Apesar de ter sido um tanto deixado de lado por quem não o via como um legítimo autor latino-americano preocupado com seu entorno, Jodorowsky integrava uma corrente de artistas que se mobilizaram rumo às buscas pelo sagrado justamente como resposta aos rumos do mundo. Escreve Estevão Garcia: “Não correndo atrás da moda, mas sendo elemento integrante dela, Jodo se insere no contexto de incorporação do misticismo pela cultura de massa ocorrida no final dos anos 60. Nesse momento, podemos citar como alguns exemplos a incursão dos Beatles pelo misticismo oriental e sua famosa viagem a Índia ou o estouro dos bestsellers de Carlos Castañeda. Grupos de rock como Led Zeppelin e Black Sabbath, também nessa época, se enveredaram pelo ocultismo e elegeram o mago Aleister Crowley como guru. Jimi Hendrix e Jim Morrison, no auge da popularidade, se declaravam à imprensa como autênticos místicos”.

De meados dos anos 1970 em diante, Jodorowsky fez coproduções com Itália, França e Reino Unido, ora em projetos bem-sucedidos ao seu estilo (Santa Sangre em 1989), outros com resultados fracassados e frustrantes (O Ladrão de Arco-Íris em 1990) e alguns não realizados, mas tornados referências de seu modo de trabalho (Duna, adaptação do romance de Frank Herbert que acabou sendo feita por David Lynch em 1984 e, mais recentemente, por Dennis Villeneuve num filme em duas partes lançado em 2021 e 2024). Seus últimos trabalhos em cinema de ficção foram os memorialísticos A Dança da Realidade (2013) e Poesia sem Fim (2016), ambos coproduções internacionais. Em 2019, lançou o documentário Psicomagia – A Arte da Cura, no qual trata mais diretamente sobre alguns de seus interesses que tanto moldaram sua obra, em todas as mídias, ao longo dos anos.
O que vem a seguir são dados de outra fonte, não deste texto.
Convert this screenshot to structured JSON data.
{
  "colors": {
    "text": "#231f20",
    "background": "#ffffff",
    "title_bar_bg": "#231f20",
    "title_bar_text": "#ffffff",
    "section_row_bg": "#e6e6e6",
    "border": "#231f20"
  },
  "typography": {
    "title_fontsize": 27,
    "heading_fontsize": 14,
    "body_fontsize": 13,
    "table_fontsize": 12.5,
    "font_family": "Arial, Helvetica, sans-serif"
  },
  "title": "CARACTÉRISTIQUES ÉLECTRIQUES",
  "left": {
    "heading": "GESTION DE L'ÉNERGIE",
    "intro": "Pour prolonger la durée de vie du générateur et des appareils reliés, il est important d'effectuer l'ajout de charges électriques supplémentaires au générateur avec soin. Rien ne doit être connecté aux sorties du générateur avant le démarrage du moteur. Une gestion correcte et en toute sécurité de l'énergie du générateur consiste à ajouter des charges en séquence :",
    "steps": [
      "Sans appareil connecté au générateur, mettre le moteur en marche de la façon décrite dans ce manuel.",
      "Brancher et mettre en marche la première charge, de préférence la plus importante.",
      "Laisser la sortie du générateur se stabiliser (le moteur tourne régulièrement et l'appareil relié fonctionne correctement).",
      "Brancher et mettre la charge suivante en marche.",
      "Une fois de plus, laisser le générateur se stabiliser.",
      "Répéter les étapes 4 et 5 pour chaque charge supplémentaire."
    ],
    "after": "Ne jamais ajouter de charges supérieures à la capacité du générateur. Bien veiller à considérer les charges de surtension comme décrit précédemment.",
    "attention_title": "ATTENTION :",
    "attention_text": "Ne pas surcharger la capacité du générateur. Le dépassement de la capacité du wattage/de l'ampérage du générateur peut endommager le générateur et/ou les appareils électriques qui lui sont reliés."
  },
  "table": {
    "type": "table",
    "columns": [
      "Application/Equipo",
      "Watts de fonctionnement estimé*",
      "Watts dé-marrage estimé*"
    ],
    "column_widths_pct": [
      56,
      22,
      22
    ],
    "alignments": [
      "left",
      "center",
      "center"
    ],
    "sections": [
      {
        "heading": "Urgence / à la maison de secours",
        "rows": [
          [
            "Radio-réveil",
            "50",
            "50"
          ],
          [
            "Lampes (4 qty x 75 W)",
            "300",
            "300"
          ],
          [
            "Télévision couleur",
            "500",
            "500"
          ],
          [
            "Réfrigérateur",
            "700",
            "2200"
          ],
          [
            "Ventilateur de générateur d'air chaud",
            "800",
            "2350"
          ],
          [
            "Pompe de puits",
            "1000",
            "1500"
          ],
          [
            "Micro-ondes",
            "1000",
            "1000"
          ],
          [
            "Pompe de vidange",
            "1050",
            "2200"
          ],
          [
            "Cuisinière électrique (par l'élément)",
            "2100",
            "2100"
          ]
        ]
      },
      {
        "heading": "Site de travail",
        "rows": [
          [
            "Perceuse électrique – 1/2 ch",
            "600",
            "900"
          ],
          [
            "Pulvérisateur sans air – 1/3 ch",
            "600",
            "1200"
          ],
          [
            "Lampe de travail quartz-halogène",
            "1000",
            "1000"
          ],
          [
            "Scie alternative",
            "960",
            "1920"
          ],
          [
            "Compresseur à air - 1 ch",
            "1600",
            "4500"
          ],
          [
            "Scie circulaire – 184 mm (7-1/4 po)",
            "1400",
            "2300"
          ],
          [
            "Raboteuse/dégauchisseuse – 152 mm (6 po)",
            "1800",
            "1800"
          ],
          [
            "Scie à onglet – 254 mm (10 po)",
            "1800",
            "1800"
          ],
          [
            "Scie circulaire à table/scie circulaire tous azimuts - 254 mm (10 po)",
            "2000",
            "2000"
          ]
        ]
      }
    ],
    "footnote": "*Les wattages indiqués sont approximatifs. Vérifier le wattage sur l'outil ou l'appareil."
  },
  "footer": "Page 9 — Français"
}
Tanto o espectador que já conhece Alejandro Jodorowsky quanto aqueles que tomarão um primeiro contato poderão, na 18a CineBH, ver e pensar uma obra tão especial e ainda buscar trabalhos do autor para além do cinema, como algumas histórias em quadrinhos (a série Incal, o épico Borgia ou o polêmico A Louca do Sagrado Coração são alguns indispensáveis), seu maravilhoso livro O caminho do Tarot e até mesmo as constantes presenças em redes sociais, sempre a se mostrar vigoroso e cheio de ideias estimulantes.

Marcelo Miranda
Curador

Todas as sessões da Mostra Diálogos Históricos serão comentadas por Estevão Garcia, professor, pesquisador e crítico de cinema.